Op grond van de door de rechtbank gehanteerde landelijke oriëntatiepunten voor straftoemeting is het uitgangspunt dat in een geval als dit een onvoorwaardelijke gevangenisstraf wordt opgelegd. De rechtbank ziet, gelet op het tijdsverloop en met het oog op artikel 63 van het Wetboek van Strafrecht, in dit geval aanleiding om af te wijken van dit oriëntatiepunt en geen onvoorwaardelijke gevangenisstraf op te leggen. Voorts blijkt uit het uittreksel uit het justitieel documentatieregister dat verdachte in het recente verleden niet is veroordeeld voor een Opiumwetdelict. De rechtbank acht de door de officier van justitie gevorderde taakstraf van 240 uren passend, ook nu de rechtbank een langere periode heeft bewezenverklaard. De rechtbank zal deze taakstraf opleggen, met aftrek van de tijd die verdachte in voorarrest heeft doorgebracht. Daarnaast zal de rechtbank verdachte een voorwaardelijke gevangenisstraf opleggen van zes maanden om hem ervan te weerhouden om in de toekomst opnieuw vergelijkbare feiten te plegen.

Toepassing van wetsartikelen

De rechtbank heeft gelet op de artikelen 14a, 14b, 14c, 22c, 22d, 47, 57 en 63 van het Wetboek van Strafrecht en de artikelen 2 en 10 van de Opiumwet, zoals deze artikelen golden ten tijde van het bewezenverklaarde.

Uitspraak

De rechtbank

Verklaart het onder 1. ten laste gelegde bewezen, te kwalificeren en strafbaar zoals voormeld en verdachte daarvoor strafbaar.
Verklaart niet bewezen hetgeen aan verdachte meer of anders is ten laste gelegd dan het bewezen verklaarde en spreekt verdachte daarvan vrij.
Veroordeelt verdachte tot:

Een taakstraf voor de duur van 240 uren.

Beveelt dat voor het geval de veroordeelde de taakstraf niet naar behoren verricht, vervangende hechtenis voor de duur van 120 dagen zal worden toegepast.
Beveelt dat de tijd door de veroordeelde vóór de tenuitvoerlegging van deze uitspraak in verzekering en/of voorlopige hechtenis doorgebracht, bij de uitvoering van de opgelegde taakstraf geheel in mindering zal worden gebracht naar de maatstaf van 2 uren per dag inverzekeringstelling/voorlopige hechtenis.

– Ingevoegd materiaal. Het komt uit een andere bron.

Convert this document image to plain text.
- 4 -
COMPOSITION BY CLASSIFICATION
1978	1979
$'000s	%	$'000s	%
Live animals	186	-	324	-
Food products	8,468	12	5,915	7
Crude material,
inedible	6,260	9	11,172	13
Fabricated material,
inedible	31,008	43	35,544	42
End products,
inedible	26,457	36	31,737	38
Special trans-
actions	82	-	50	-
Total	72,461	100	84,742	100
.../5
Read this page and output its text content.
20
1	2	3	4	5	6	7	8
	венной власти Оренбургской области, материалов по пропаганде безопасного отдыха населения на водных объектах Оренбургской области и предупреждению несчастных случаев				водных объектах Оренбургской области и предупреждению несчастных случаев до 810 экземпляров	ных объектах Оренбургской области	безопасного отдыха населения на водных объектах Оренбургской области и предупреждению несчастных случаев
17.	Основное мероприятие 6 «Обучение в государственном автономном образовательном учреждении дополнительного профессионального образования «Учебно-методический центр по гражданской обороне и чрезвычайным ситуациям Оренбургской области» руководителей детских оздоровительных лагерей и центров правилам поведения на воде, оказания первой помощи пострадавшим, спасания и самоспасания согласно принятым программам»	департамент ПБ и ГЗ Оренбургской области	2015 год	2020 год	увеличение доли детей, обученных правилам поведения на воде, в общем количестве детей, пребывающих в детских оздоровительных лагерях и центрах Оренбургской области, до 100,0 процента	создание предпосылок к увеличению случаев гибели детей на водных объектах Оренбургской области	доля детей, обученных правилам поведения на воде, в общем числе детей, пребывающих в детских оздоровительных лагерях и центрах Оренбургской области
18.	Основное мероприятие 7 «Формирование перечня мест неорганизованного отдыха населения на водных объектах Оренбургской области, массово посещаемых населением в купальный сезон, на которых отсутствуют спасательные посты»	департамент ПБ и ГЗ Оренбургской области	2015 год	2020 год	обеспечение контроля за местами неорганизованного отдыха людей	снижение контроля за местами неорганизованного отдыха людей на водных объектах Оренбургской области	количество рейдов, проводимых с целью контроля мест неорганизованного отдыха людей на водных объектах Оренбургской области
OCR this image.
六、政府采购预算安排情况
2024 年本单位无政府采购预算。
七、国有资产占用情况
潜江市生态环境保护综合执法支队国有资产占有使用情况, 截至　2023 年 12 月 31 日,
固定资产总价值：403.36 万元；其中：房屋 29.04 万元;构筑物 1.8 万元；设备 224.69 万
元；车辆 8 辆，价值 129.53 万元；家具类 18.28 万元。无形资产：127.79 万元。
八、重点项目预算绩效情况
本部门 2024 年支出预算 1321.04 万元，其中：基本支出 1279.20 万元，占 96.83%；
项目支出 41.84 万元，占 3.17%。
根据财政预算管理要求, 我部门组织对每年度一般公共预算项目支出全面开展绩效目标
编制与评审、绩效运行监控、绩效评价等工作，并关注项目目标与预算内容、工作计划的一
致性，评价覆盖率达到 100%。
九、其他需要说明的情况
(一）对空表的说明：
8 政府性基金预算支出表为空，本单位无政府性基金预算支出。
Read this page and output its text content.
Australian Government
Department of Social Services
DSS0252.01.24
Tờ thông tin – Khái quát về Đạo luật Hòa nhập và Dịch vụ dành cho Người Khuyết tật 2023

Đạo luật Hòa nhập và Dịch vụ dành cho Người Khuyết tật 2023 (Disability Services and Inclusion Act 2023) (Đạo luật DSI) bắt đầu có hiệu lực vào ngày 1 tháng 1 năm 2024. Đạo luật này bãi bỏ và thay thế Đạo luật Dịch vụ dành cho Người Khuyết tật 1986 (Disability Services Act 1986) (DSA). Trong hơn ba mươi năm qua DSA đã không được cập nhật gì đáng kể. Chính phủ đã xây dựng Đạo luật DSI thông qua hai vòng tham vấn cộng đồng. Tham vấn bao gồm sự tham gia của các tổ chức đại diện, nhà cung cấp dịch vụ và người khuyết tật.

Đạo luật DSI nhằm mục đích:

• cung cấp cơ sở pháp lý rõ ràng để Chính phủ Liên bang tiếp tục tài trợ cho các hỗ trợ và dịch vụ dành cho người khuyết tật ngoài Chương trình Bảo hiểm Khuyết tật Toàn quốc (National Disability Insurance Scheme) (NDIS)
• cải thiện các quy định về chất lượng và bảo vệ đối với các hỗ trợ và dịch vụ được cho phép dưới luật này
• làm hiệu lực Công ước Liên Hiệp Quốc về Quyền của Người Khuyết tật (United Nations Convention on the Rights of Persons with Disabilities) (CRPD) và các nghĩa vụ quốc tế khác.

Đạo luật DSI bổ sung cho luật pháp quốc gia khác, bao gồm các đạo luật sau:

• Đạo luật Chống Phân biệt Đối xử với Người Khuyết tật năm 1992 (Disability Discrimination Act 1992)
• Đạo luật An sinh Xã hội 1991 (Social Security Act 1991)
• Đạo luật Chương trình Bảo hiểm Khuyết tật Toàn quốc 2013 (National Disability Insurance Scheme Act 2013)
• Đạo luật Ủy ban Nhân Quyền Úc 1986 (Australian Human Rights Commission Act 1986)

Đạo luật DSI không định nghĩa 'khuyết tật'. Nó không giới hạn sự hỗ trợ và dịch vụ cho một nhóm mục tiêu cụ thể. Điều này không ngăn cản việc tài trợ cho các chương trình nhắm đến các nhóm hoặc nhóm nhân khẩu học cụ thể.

Een gevangenisstraf voor de duur van 6 maanden.

Bepaalt dat deze gevangenisstraf niet zal worden ten uitvoer gelegd, tenzij de rechter later anders mocht gelasten, op grond dat de veroordeelde zich voor het einde van een proeftijd, welke hierbij wordt vastgesteld op drie jaren, aan een strafbaar feit heeft schuldig gemaakt.
Dit vonnis is gewezen door mr. K. Post, voorzitter, mr. H.G. Punt en mr. G.W.G. Wijnands, rechters, bijgestaan door C. Vellinga-Terpstra, griffier, en uitgesproken ter openbare terechtzitting van deze rechtbank op 25 april 2018.
Mr. Punt en de griffier zijn buiten staat dit vonnis mede te ondertekenen.